The world of insects is fascinating. From walking sticks to butterflies to fireflies, the insect world delights and intrigues. Bugs are just creepy enough to invite further investigation, especially by children. You don’t have to have a science project in the works to enjoy getting out and teaching your kids about bugs.

One thing is certain – you will have no trouble finding bugs to study. There is not a backyard anywhere that does not have some insects flying, crawling, or scuttling along. So get ready to lift rocks and dig in the dirt! Kids and dirt are like peanut butter and jelly – let them enjoy the process.


If you really want to enjoy the teaching aspect of insect observation, get a good book on identifying bugs. Take this book with you – a field guide is optimal – to find the names of bugs on sight. Another option is to take pictures of the insects you see. Then review the photographs back at home and identify them by using the internet or books.

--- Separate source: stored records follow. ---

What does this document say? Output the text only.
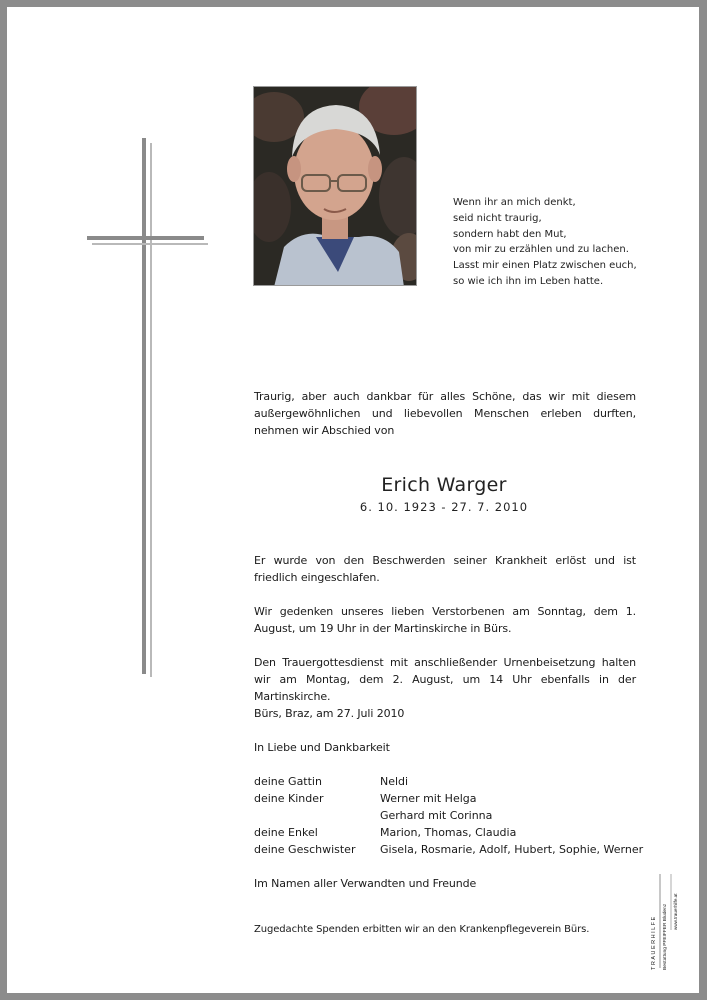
Wenn ihr an mich denkt,
seid nicht traurig,
sondern habt den Mut,
von mir zu erzählen und zu lachen.
Lasst mir einen Platz zwischen euch,
so wie ich ihn im Leben hatte.
Traurig, aber auch dankbar für alles Schöne, das wir mit diesem außergewöhnlichen und liebevollen Menschen erleben durften, nehmen wir Abschied von
Erich Warger
6. 10. 1923 - 27. 7. 2010
Er wurde von den Beschwerden seiner Krankheit erlöst und ist friedlich eingeschlafen.
Wir gedenken unseres lieben Verstorbenen am Sonntag, dem 1. August, um 19 Uhr in der Martinskirche in Bürs.
Den Trauergottesdienst mit anschließender Urnenbeisetzung halten wir am Montag, dem 2. August, um 14 Uhr ebenfalls in der Martinskirche.
Bürs, Braz, am 27. Juli 2010
In Liebe und Dankbarkeit
deine Gattin	Neldi
deine Kinder	Werner mit Helga
Gerhard mit Corinna
deine Enkel	Marion, Thomas, Claudia
deine Geschwister Gisela, Rosmarie, Adolf, Hubert, Sophie, Werner
Im Namen aller Verwandten und Freunde
Zugedachte Spenden erbitten wir an den Krankenpflegeverein Bürs.	TRAUERHILFE Bestattung PFEIFFER Bludenz www.trauerhilfe.at
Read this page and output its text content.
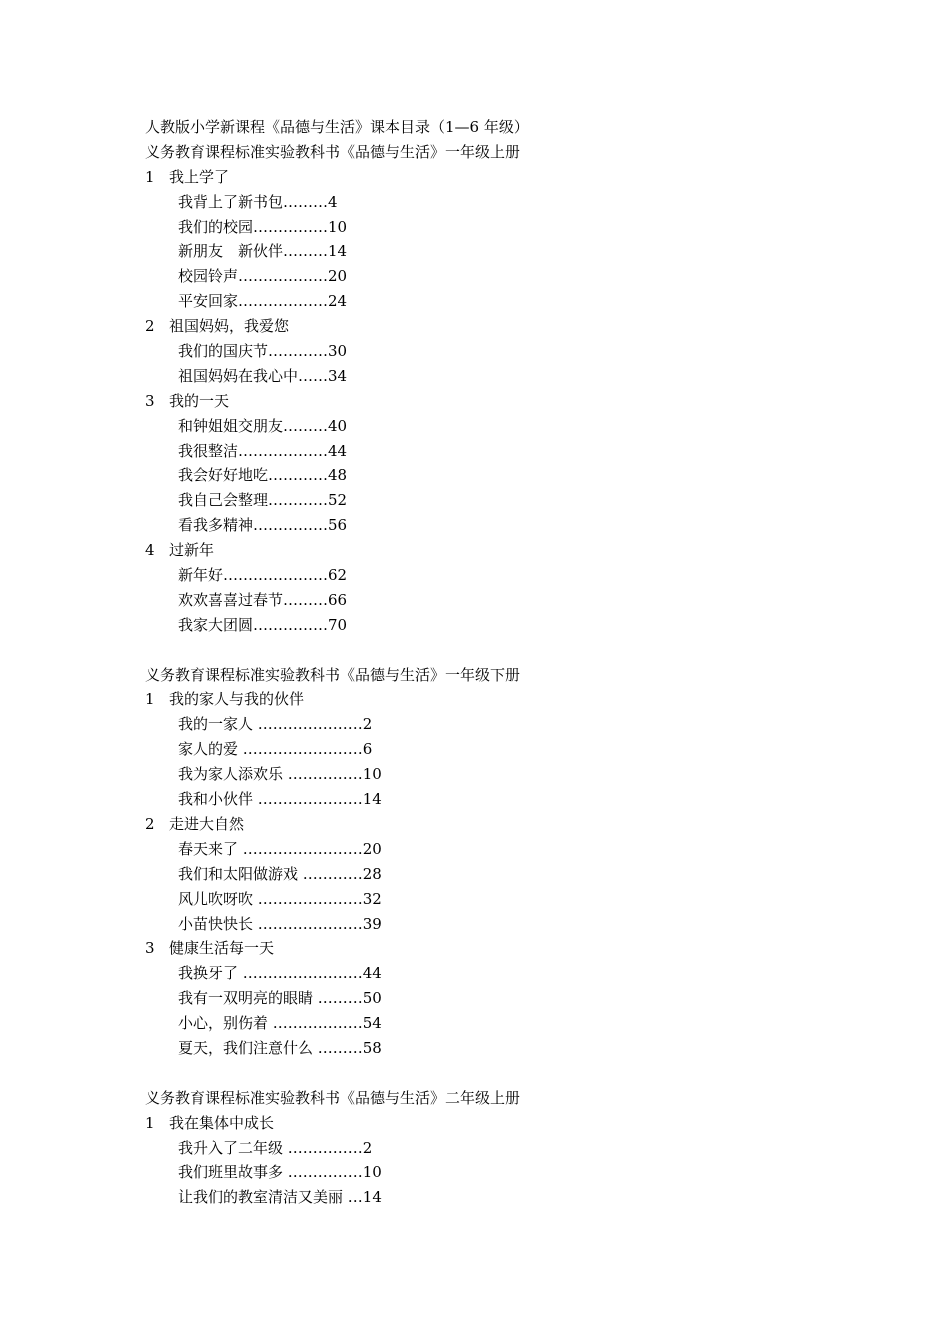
人教版小学新课程《品德与生活》课本目录（1—6 年级）
义务教育课程标准实验教科书《品德与生活》一年级上册
1 我上学了
我背上了新书包………4
我们的校园……………10
新朋友　新伙伴………14
校园铃声………………20
平安回家………………24
2 祖国妈妈，我爱您
我们的国庆节…………30
祖国妈妈在我心中……34
3 我的一天
和钟姐姐交朋友………40
我很整洁………………44
我会好好地吃…………48
我自己会整理…………52
看我多精神……………56
4 过新年
新年好…………………62
欢欢喜喜过春节………66
我家大团圆……………70
义务教育课程标准实验教科书《品德与生活》一年级下册
1 我的家人与我的伙伴
我的一家人 …………………2
家人的爱 ……………………6
我为家人添欢乐 ……………10
我和小伙伴 …………………14
2 走进大自然
春天来了 ……………………20
我们和太阳做游戏 …………28
风儿吹呀吹 …………………32
小苗快快长 …………………39
3 健康生活每一天
我换牙了 ……………………44
我有一双明亮的眼睛 ………50
小心，别伤着 ………………54
夏天，我们注意什么 ………58
义务教育课程标准实验教科书《品德与生活》二年级上册
1 我在集体中成长
我升入了二年级 ……………2
我们班里故事多 ……………10
让我们的教室清洁又美丽 …14
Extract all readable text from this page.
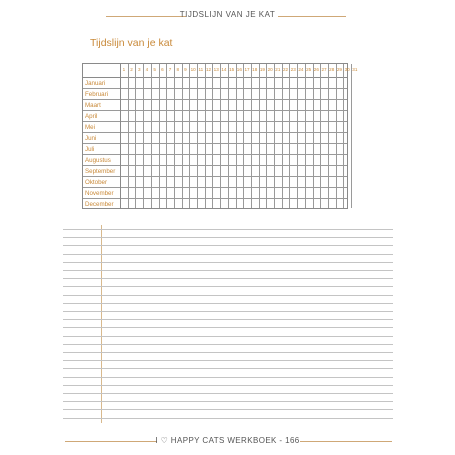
TIJDSLIJN VAN JE KAT
Tijdslijn van je kat
1	2	3	4	5	6	7	8	9 10 11 12 13 14 15 16 17 18 19 20 21 22 23 24 25 26 27 28 29 30 31
Januari
Februari
Maart
April
Mei
Juni
Juli
Augustus
September
Oktober
November
December
I ♡ HAPPY CATS WERKBOEK - 166
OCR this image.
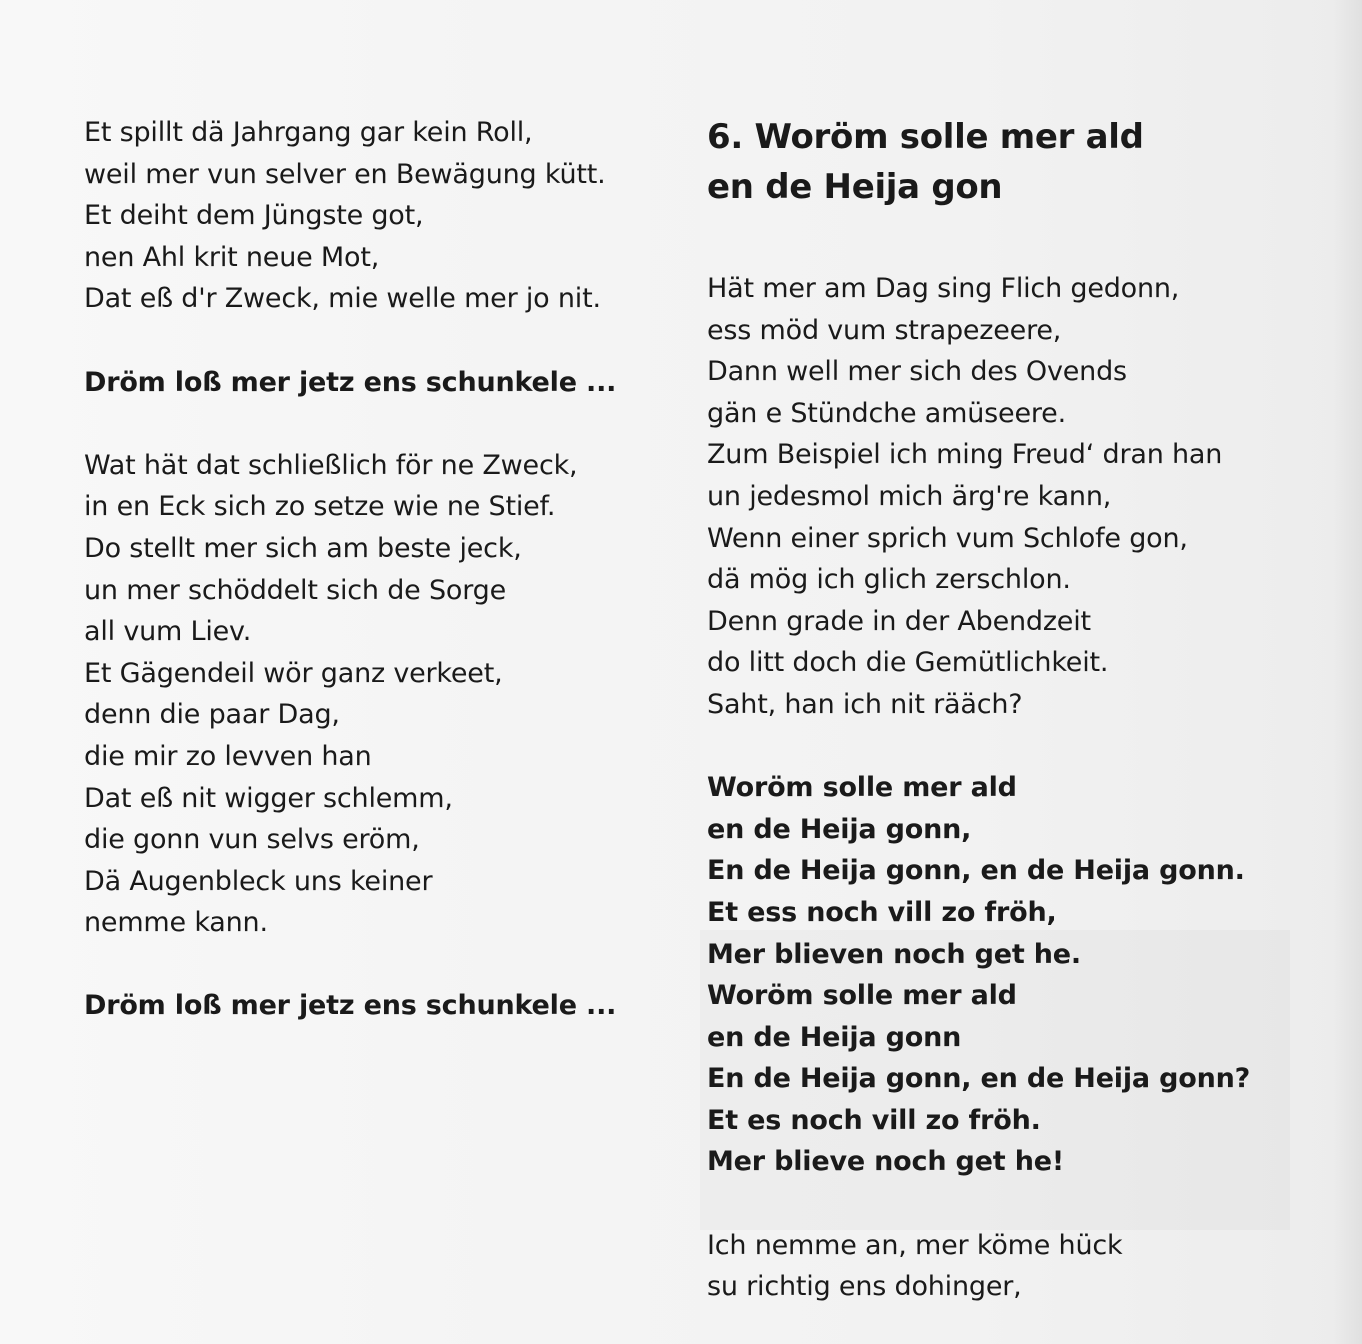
Et spillt dä Jahrgang gar kein Roll,
weil mer vun selver en Bewägung kütt.
Et deiht dem Jüngste got,
nen Ahl krit neue Mot,
Dat eß d'r Zweck, mie welle mer jo nit.
Dröm loß mer jetz ens schunkele ...
Wat hät dat schließlich för ne Zweck,
in en Eck sich zo setze wie ne Stief.
Do stellt mer sich am beste jeck,
un mer schöddelt sich de Sorge
all vum Liev.
Et Gägendeil wör ganz verkeet,
denn die paar Dag,
die mir zo levven han
Dat eß nit wigger schlemm,
die gonn vun selvs eröm,
Dä Augenbleck uns keiner
nemme kann.
Dröm loß mer jetz ens schunkele ...
6. Woröm solle mer ald
en de Heija gon
Hät mer am Dag sing Flich gedonn,
ess möd vum strapezeere,
Dann well mer sich des Ovends
gän e Stündche amüseere.
Zum Beispiel ich ming Freud‘ dran han
un jedesmol mich ärg're kann,
Wenn einer sprich vum Schlofe gon,
dä mög ich glich zerschlon.
Denn grade in der Abendzeit
do litt doch die Gemütlichkeit.
Saht, han ich nit rääch?
Woröm solle mer ald
en de Heija gonn,
En de Heija gonn, en de Heija gonn.
Et ess noch vill zo fröh,
Mer blieven noch get he.
Woröm solle mer ald
en de Heija gonn
En de Heija gonn, en de Heija gonn?
Et es noch vill zo fröh.
Mer blieve noch get he!
Ich nemme an, mer köme hück
su richtig ens dohinger,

You can simply use your eyes to observe bugs, or you can get more elaborate. Some things to think about include the following:

  • Magnifying glass – The most simple of all bug observation tools, the magnifying glass is a handy tool to have. It can help you in finding a bug to begin with (many are hard to see), and in observing details once you’ve spotted it.
  • Bug vacuum – These interesting contraptions allow your child to suck up interesting insects and observe them without harming the bug. These vacuums usually come with an attached habitat with clear sides so your child can observe his quarry.
  • Bug viewer – There are various types of these – the most common sort has a clear cone on the top and a mirrored, cylindrical base. You scoop the bug up between the two parts, and then you can view it from all sides due to the mirrors. These viewers have a magnifying lens at the top of the cone.

Keeping a Record

Your child will want to remember her bug-hunting ventures. And keeping some sort of record enhances the educational aspect, too. After all, you have a better chance of correctly identifying insects of which you have a good record, and you can look up and record their habits and other interesting facts about them.

A good place to begin a record is with images. Encourage your child to draw or photograph the bugs she finds.

Scrapbook or Journal

Part of record keeping can involve a scrapbook or journal. The drawings or photos your child takes can be arranged in a book along with the date and notes about that particular insect.